Na terça-feira, uma coligação de republicanos e democratas moderados votou por 67 contra 32 uma proposta de lei que afrouxa algumas das principais regulações que o Congresso aprovou em 2010 para evitar outra crise financeira. Os defensores democratas do projeto, como Mark Warner, da Virgínia, e Jon Tester, de Montana, afirmam que estão simplesmente a tentar fazer “consertos de bom senso” relativamente à Lei Dodd-Frank, a fim de libertar as Cooperativas de crédito e bancos menores das pesadas regras que foram concebidas para impedir um outro colapso ao estilo de Lehman Brothers. Mas, embora esse possa ter sido o objetivo, a legislação – que foi exaustiva e excelentemente coberta pelo jornalista David Dayen – tornaria mais fácil para os bancos comunitários esconderem irregularidades como empréstimos discriminatórios, deixando o sistema financeiro pelo menos um pouco mais vulnerável a um desastre, libertando grandes bancos regionais do escrutínio regulatório. Tal como está redigida, há também uma grande probabilidade de que isso possa acabar por diminuir as restrições atualmente impostas a um par de bancos grandes demais para poderem falir, como o JPMorgan e o Citibank – restrições que foram criadas para impedir que eles se alavancassem com demasiada dívida.

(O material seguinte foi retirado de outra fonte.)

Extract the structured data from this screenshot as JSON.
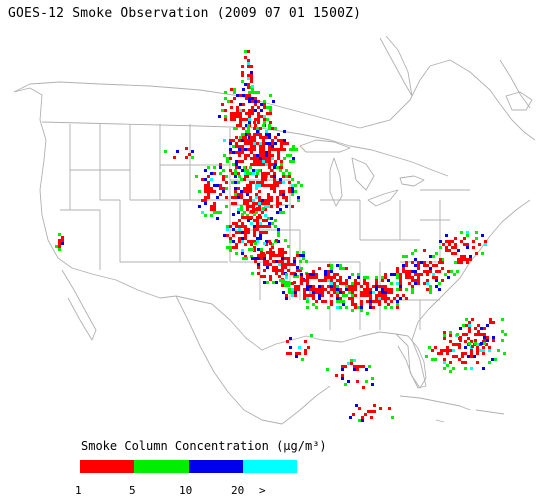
{
  "title": "GOES-12 Smoke Observation (2009 07 01  1500Z)",
  "legend": {
    "title": "Smoke Column Concentration (μg/m³)",
    "bins": [
      {
        "color": "#ff0000"
      },
      {
        "color": "#00ee00"
      },
      {
        "color": "#0000ee"
      },
      {
        "color": "#00ffff"
      }
    ],
    "tick_labels": [
      "1",
      "5",
      "10",
      "20",
      ">"
    ]
  },
  "colors": {
    "boundary": "#b0b0b0",
    "background": "#ffffff"
  }
}
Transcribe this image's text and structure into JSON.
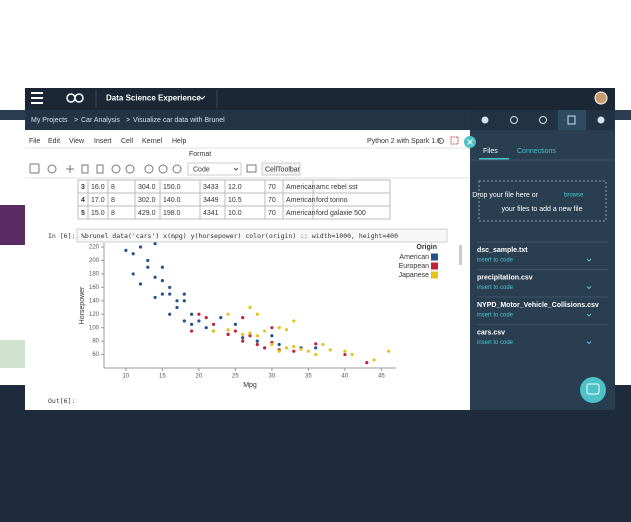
{
  "nav": {
    "product": "Data Science Experience"
  },
  "breadcrumbs": [
    "My Projects",
    "Car Analysis",
    "Visualize car data with Brunel"
  ],
  "breadcrumb_separator": ">",
  "menu": [
    "File",
    "Edit",
    "View",
    "Insert",
    "Cell",
    "Kernel",
    "Help"
  ],
  "kernel": "Python 2 with Spark 1.6",
  "toolbar": {
    "format_label": "Format",
    "cell_type": "Code",
    "cell_toolbar": "CellToolbar"
  },
  "table": {
    "rows": [
      [
        "3",
        "16.0",
        "8",
        "304.0",
        "150.0",
        "3433",
        "12.0",
        "70",
        "American",
        "amc rebel sst"
      ],
      [
        "4",
        "17.0",
        "8",
        "302.0",
        "140.0",
        "3449",
        "10.5",
        "70",
        "American",
        "ford torino"
      ],
      [
        "5",
        "15.0",
        "8",
        "429.0",
        "198.0",
        "4341",
        "10.0",
        "70",
        "American",
        "ford galaxie 500"
      ]
    ]
  },
  "cell": {
    "prompt_in": "In [6]:",
    "code": "%brunel data('cars') x(mpg) y(horsepower) color(origin) :: width=1000, height=400",
    "prompt_out": "Out[6]:"
  },
  "chart_data": {
    "type": "scatter",
    "x_label": "Mpg",
    "y_label": "Horsepower",
    "legend_title": "Origin",
    "legend": "right",
    "xlim": [
      7,
      47
    ],
    "xticks": [
      10,
      15,
      20,
      25,
      30,
      35,
      40,
      45
    ],
    "ylim": [
      40,
      226
    ],
    "yticks": [
      60,
      80,
      100,
      120,
      140,
      160,
      180,
      200,
      220
    ],
    "series": [
      {
        "name": "American",
        "color": "#24528c",
        "x": [
          10,
          11,
          12,
          13,
          14,
          13,
          14,
          15,
          15,
          16,
          16,
          17,
          17,
          18,
          18,
          19,
          19,
          20,
          21,
          22,
          24,
          26,
          28,
          30,
          31,
          34,
          11,
          12,
          15,
          18,
          14,
          16,
          25,
          23,
          36
        ],
        "values": [
          215,
          210,
          220,
          200,
          225,
          190,
          175,
          170,
          150,
          160,
          150,
          140,
          130,
          150,
          140,
          120,
          105,
          110,
          100,
          95,
          90,
          85,
          80,
          88,
          75,
          70,
          180,
          165,
          190,
          110,
          145,
          120,
          105,
          115,
          70
        ]
      },
      {
        "name": "European",
        "color": "#c32336",
        "x": [
          20,
          22,
          24,
          25,
          26,
          27,
          28,
          29,
          30,
          31,
          33,
          36,
          40,
          43,
          21,
          26,
          30,
          19
        ],
        "values": [
          120,
          105,
          90,
          95,
          80,
          88,
          75,
          70,
          78,
          67,
          65,
          76,
          60,
          48,
          115,
          115,
          100,
          95
        ]
      },
      {
        "name": "Japanese",
        "color": "#e8c317",
        "x": [
          22,
          24,
          26,
          27,
          28,
          29,
          30,
          31,
          32,
          33,
          34,
          35,
          36,
          37,
          38,
          40,
          41,
          44,
          46,
          31,
          33,
          24,
          27,
          32,
          28
        ],
        "values": [
          95,
          97,
          90,
          92,
          88,
          95,
          75,
          65,
          70,
          72,
          68,
          65,
          60,
          75,
          67,
          65,
          60,
          52,
          65,
          100,
          110,
          120,
          130,
          97,
          120
        ]
      }
    ]
  },
  "side_panel": {
    "tabs": [
      "Files",
      "Connections"
    ],
    "drop_text": "Drop your file here or",
    "drop_link": "browse",
    "drop_text2": "your files to add a new file",
    "files": [
      {
        "name": "dsc_sample.txt",
        "action": "insert to code"
      },
      {
        "name": "precipitation.csv",
        "action": "insert to code"
      },
      {
        "name": "NYPD_Motor_Vehicle_Collisions.csv",
        "action": "insert to code"
      },
      {
        "name": "cars.csv",
        "action": "insert to code"
      }
    ]
  }
}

Mas o leitor não precisa de meter-se nos detalhes deste projeto de lei para entender porque razão ele é tão revoltante. O ponto principal é que não há nenhuma boa razão para desregulamentar as finanças em 2018.
Os democratas defensores da nova legislação argumentaram que a lei Dodd-Frank foi longe demais quando se tratou de regulamentar bancos comunitários e regionais, e que flexibilizar algumas regras libertará possibilidades de crédito para áreas rurais e para as pequenas empresas. Como Warner colocou num seu depoimento, “O objetivo é simples: ajudar a atividade retalhista das vilas e cidades (Main Street) revertendo regulamentações desnecessárias e pesadas sobre cooperativas de crédito e pequenos bancos comunitários.” Se a lei Dodd-Frank estava realmente a estrangular o sistema bancário com a burocracia, esperar-se-ia ver alguns sinais de que os americanos estavam a ter problemas em contrair empréstimos. Mas simplesmente não há nenhum sinal. Não há sinal de falta de crédito nos Estados Unidos – na Main Street ou em qualquer outra rua.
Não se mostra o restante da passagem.